What health issue do you consider the most pressing?
Professor Edington considers global mental health as one of the most pressing current health issues. Accordingly, she believes that in order to establish how we can manage challenges in global health, the issue itself needs to be situated on the global health map. She considers the interdependence of physical and mental well-being highly important and states that it has been historically under-recognized, resulting in social stigma surrounding mental health issues. She feels that it is important to make the issue visible for policy makers in order to approach this issue.
What motivated you to become part of the Global Health Undergraduate Program?
With her PhD research on the history of medicine and having completed her undergraduate studies in public health, Professor Edington’s involvement with the Global Health Department is what she calls “the next step in long interest” in order to bring together different disciplines when addressing health. She believes that history provides background for policy making, which is an important aspect of global health.
What do you hope students took away from HILD 30 as a core course of the GLBH major?
Professor Edington hopes that students of her HILD 30 class understand that we cannot tell history of medicine and disease as a history of progress. Despite significant scientific advancement, it is important to keep in mind that inequality and health disparities continue to persist. She hopes that students were able to understand what has changed and remained the same in the history of medicine, and what medicine and public health approaches in different time periods can tell us about the social world at the time. From this, she hopes, students took away that the history of medicine does not provide one linear narrative.
Tell us about your research.
Professor Edington is particularly interested in mental health and psychiatry in French colonial Vietnam in the late 19th century. Currently working on her book, Professor Edington focuses on the relationships between patients, their families and the state. In this context, she further examines how mental health is negotiated across cultures.
Are you teaching global health classes again?
After teaching HILD 30 for the first time last quarter, Professor Edington is currently teaching HIEU 137 – History of Colonialism: From New Imperialism to Decolonization.
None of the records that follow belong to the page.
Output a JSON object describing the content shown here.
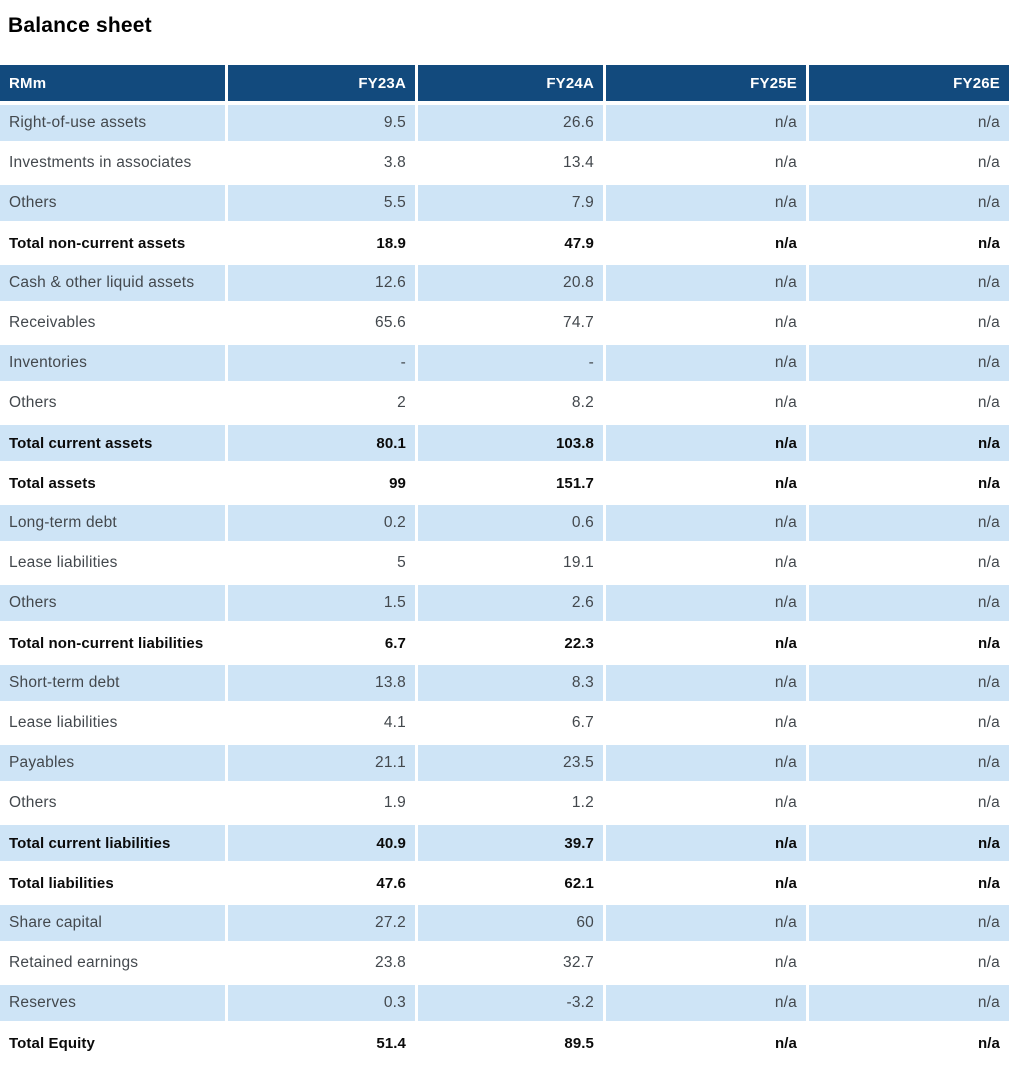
{
  "title": "Balance sheet",
  "colors": {
    "header_bg": "#124A7D",
    "shaded_row_bg": "#CEE4F6",
    "header_text": "#FFFFFF",
    "body_text": "#43484D",
    "total_text": "#0B0B0B"
  },
  "table": {
    "unit_header": "RMm",
    "columns": [
      "FY23A",
      "FY24A",
      "FY25E",
      "FY26E"
    ],
    "rows": [
      {
        "label": "Right-of-use assets",
        "values": [
          "9.5",
          "26.6",
          "n/a",
          "n/a"
        ],
        "bold": false
      },
      {
        "label": "Investments in associates",
        "values": [
          "3.8",
          "13.4",
          "n/a",
          "n/a"
        ],
        "bold": false
      },
      {
        "label": "Others",
        "values": [
          "5.5",
          "7.9",
          "n/a",
          "n/a"
        ],
        "bold": false
      },
      {
        "label": "Total non-current assets",
        "values": [
          "18.9",
          "47.9",
          "n/a",
          "n/a"
        ],
        "bold": true
      },
      {
        "label": "Cash & other liquid assets",
        "values": [
          "12.6",
          "20.8",
          "n/a",
          "n/a"
        ],
        "bold": false
      },
      {
        "label": "Receivables",
        "values": [
          "65.6",
          "74.7",
          "n/a",
          "n/a"
        ],
        "bold": false
      },
      {
        "label": "Inventories",
        "values": [
          "-",
          "-",
          "n/a",
          "n/a"
        ],
        "bold": false
      },
      {
        "label": "Others",
        "values": [
          "2",
          "8.2",
          "n/a",
          "n/a"
        ],
        "bold": false
      },
      {
        "label": "Total current assets",
        "values": [
          "80.1",
          "103.8",
          "n/a",
          "n/a"
        ],
        "bold": true
      },
      {
        "label": "Total assets",
        "values": [
          "99",
          "151.7",
          "n/a",
          "n/a"
        ],
        "bold": true
      },
      {
        "label": "Long-term debt",
        "values": [
          "0.2",
          "0.6",
          "n/a",
          "n/a"
        ],
        "bold": false
      },
      {
        "label": "Lease liabilities",
        "values": [
          "5",
          "19.1",
          "n/a",
          "n/a"
        ],
        "bold": false
      },
      {
        "label": "Others",
        "values": [
          "1.5",
          "2.6",
          "n/a",
          "n/a"
        ],
        "bold": false
      },
      {
        "label": "Total non-current liabilities",
        "values": [
          "6.7",
          "22.3",
          "n/a",
          "n/a"
        ],
        "bold": true
      },
      {
        "label": "Short-term debt",
        "values": [
          "13.8",
          "8.3",
          "n/a",
          "n/a"
        ],
        "bold": false
      },
      {
        "label": "Lease liabilities",
        "values": [
          "4.1",
          "6.7",
          "n/a",
          "n/a"
        ],
        "bold": false
      },
      {
        "label": "Payables",
        "values": [
          "21.1",
          "23.5",
          "n/a",
          "n/a"
        ],
        "bold": false
      },
      {
        "label": "Others",
        "values": [
          "1.9",
          "1.2",
          "n/a",
          "n/a"
        ],
        "bold": false
      },
      {
        "label": "Total current liabilities",
        "values": [
          "40.9",
          "39.7",
          "n/a",
          "n/a"
        ],
        "bold": true
      },
      {
        "label": "Total liabilities",
        "values": [
          "47.6",
          "62.1",
          "n/a",
          "n/a"
        ],
        "bold": true
      },
      {
        "label": "Share capital",
        "values": [
          "27.2",
          "60",
          "n/a",
          "n/a"
        ],
        "bold": false
      },
      {
        "label": "Retained earnings",
        "values": [
          "23.8",
          "32.7",
          "n/a",
          "n/a"
        ],
        "bold": false
      },
      {
        "label": "Reserves",
        "values": [
          "0.3",
          "-3.2",
          "n/a",
          "n/a"
        ],
        "bold": false
      },
      {
        "label": "Total Equity",
        "values": [
          "51.4",
          "89.5",
          "n/a",
          "n/a"
        ],
        "bold": true
      }
    ]
  }
}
She will be teaching HILD 30 again in Winter 2016 and is planning a new global health course on the history of tropical disease for Spring 2017.
Any advice for global health students?
“Learn as much as you can about global health, but at the same time think critically about the field. The history of global health shapes its priorities and strategies. Understanding this is important in order to find our role in sustaining institutions in a more effective and productive way. It is also important to consider how communities envision their future as well.”